1. **Never skip validation** - Always check schemas and data first
2. **Never skip verification** - Always test with Playwright before committing
3. **Follow SQL-first architecture** - Aggregate in database, not Python
4. **Avoid assumptions** - Query actual data to verify
5. **Test interactions** - Don't just look, click and interact
6. **Document as you go** - Future developers will thank you

You have the tools to build data apps with confidence. Use them!

Overview

This skill is an expert assistant for developing Streamlit data apps targeted for Keboola deployment. It enforces a Validate → Build → Verify workflow, favors SQL-first architecture, and ensures parity between local and Keboola production environments. The goal is robust, maintainable dashboards that scale with workspace query performance.

How this skill works

Before any code changes, it validates tables, schemas, and sample data using Keboola MCP to avoid assumptions. During build, it guides creating a centralized data access layer, reusable SQL WHERE clause generators, session-state-safe filters, and modular page code. After changes, it verifies functionality and UI using Playwright MCP to navigate the app, test interactions, and capture screenshots.

When to use it

  • Building a new Streamlit dashboard for deployment in Keboola.
  • Adding or modifying global filters that affect multiple pages.
  • Refactoring data loading to follow SQL-first patterns and caching.
  • Debugging filter logic, session state issues, or query failures.
  • Verifying app visuals and interactions before committing changes.
  • Preparing code to run identically in local and Keboola environments.

Best practices

  • Always validate data structures first with Keboola MCP (get project info, table schema, sample queries).
  • Push computation to the database; write aggregation SQL, avoid large in-memory DataFrames.
  • Centralize data access in utils/data_loader.py and cache queries with @st.cache_data(ttl=300).
  • Use fully qualified table names and quote identifiers per SQL dialect discovered from project info.
  • Initialize and namespace st.session_state keys to avoid conflicts across pages and widgets.
  • Verify app behavior with Playwright: start app, navigate, interact with filters, and take screenshots before committing.

Example use cases

  • Add a global user_type filter: validate column values, implement get_user_type_filter_clause(), add sidebar control, import and apply across pages.
  • Create a trends page: build SQL aggregation in data_loader, cache results, render Plotly line chart in page module.
  • Fix broken filter: use MCP to confirm column names/types, adjust WHERE clause generator, run Playwright checks to confirm UI updates.
  • Optimize slow page: move group-by and aggregations into SQL, reduce transferred rows, verify metrics match after change.
  • Prepare repo for deployment: replace local secrets lookups with environment fallbacks and test parity locally and in Keboola.

FAQ

What sequence must I follow when making changes?

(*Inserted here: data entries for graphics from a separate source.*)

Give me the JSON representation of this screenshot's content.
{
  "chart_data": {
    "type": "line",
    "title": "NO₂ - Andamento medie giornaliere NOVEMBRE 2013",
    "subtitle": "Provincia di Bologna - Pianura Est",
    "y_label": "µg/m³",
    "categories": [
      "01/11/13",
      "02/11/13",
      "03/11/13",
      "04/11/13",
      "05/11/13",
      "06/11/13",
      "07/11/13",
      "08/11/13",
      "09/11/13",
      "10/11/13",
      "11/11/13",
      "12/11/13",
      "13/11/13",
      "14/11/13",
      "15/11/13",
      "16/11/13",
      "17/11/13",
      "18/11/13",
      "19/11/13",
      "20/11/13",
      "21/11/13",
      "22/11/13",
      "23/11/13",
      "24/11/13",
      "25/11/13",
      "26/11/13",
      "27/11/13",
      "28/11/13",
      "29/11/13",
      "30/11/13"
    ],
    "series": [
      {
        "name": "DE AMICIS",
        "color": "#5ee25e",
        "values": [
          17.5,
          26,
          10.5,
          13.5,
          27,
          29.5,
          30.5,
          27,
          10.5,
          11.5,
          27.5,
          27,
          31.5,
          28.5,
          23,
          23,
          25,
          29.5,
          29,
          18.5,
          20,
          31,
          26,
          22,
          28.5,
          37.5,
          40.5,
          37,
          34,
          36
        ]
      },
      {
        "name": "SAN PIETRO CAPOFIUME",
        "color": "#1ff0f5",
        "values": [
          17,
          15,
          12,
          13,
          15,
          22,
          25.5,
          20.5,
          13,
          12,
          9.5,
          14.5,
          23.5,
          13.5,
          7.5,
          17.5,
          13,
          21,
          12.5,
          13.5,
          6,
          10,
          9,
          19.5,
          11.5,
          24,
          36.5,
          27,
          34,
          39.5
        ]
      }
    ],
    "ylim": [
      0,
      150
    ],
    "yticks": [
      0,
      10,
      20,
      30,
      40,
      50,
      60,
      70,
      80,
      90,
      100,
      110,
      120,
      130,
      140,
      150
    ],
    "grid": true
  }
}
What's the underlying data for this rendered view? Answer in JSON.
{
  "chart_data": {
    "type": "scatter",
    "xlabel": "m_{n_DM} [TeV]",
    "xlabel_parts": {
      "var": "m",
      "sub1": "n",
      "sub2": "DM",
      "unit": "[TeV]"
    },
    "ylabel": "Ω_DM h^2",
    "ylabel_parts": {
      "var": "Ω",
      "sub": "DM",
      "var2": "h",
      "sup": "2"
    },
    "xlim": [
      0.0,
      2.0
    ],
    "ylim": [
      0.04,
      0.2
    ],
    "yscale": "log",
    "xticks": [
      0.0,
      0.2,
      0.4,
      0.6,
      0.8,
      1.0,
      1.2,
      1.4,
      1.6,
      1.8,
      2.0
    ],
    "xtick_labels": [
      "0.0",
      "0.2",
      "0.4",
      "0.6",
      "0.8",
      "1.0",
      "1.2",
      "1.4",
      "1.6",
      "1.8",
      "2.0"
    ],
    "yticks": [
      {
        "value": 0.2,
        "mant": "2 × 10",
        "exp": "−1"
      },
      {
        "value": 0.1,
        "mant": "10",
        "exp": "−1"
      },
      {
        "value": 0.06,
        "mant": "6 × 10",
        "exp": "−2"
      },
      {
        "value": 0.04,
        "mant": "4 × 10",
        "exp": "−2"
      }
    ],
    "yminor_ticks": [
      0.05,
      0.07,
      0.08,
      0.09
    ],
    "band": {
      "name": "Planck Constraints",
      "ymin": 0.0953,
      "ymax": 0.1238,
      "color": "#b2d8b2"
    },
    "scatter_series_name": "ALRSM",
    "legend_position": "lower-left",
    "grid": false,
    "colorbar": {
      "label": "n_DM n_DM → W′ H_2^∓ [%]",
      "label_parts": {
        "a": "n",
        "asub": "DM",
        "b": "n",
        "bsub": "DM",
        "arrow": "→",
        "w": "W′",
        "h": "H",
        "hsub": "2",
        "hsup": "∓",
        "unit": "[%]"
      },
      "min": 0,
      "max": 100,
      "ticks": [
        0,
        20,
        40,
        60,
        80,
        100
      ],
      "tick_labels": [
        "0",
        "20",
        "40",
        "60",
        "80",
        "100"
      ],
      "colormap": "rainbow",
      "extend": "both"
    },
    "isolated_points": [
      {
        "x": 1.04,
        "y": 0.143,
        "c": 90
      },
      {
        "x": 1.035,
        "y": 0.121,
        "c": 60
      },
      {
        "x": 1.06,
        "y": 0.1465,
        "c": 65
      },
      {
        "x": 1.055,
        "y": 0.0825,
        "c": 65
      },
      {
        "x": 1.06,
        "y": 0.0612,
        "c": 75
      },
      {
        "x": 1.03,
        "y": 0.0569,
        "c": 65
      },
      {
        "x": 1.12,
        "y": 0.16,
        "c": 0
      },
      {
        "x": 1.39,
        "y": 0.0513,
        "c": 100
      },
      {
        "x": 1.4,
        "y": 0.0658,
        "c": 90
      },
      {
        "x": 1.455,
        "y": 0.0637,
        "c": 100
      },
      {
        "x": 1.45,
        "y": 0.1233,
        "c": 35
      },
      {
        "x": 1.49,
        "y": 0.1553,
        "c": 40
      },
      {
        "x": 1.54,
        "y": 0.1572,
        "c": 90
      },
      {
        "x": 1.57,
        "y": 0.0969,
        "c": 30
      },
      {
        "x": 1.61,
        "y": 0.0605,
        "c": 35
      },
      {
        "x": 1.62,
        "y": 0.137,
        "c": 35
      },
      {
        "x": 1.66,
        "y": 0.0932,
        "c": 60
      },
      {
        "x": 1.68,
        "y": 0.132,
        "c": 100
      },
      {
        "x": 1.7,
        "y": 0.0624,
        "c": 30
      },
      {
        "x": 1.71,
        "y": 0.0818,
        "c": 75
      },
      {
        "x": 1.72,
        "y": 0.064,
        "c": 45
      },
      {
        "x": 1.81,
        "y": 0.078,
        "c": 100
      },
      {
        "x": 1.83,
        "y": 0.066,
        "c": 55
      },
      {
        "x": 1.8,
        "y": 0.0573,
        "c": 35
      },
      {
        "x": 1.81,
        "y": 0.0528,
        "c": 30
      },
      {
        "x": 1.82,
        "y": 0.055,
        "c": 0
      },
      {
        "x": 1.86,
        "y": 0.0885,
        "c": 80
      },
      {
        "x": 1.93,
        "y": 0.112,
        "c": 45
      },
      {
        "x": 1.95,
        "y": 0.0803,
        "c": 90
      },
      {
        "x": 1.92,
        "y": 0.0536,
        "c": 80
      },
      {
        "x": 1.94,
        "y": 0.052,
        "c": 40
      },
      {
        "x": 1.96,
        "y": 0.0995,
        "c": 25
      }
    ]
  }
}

Always follow Validate → Build → Verify: validate schemas with Keboola MCP, implement changes in code following SQL-first and modular patterns, then verify via Playwright.

How do I avoid session state conflicts?

Use unique st.session_state keys for global versus local widgets (e.g., local_user_type_filter) and initialize defaults before rendering controls.

Which environment differences should I handle?

Read credentials from environment variables first and fall back to streamlit secrets for local dev. Avoid local file access and rely on fully qualified table names.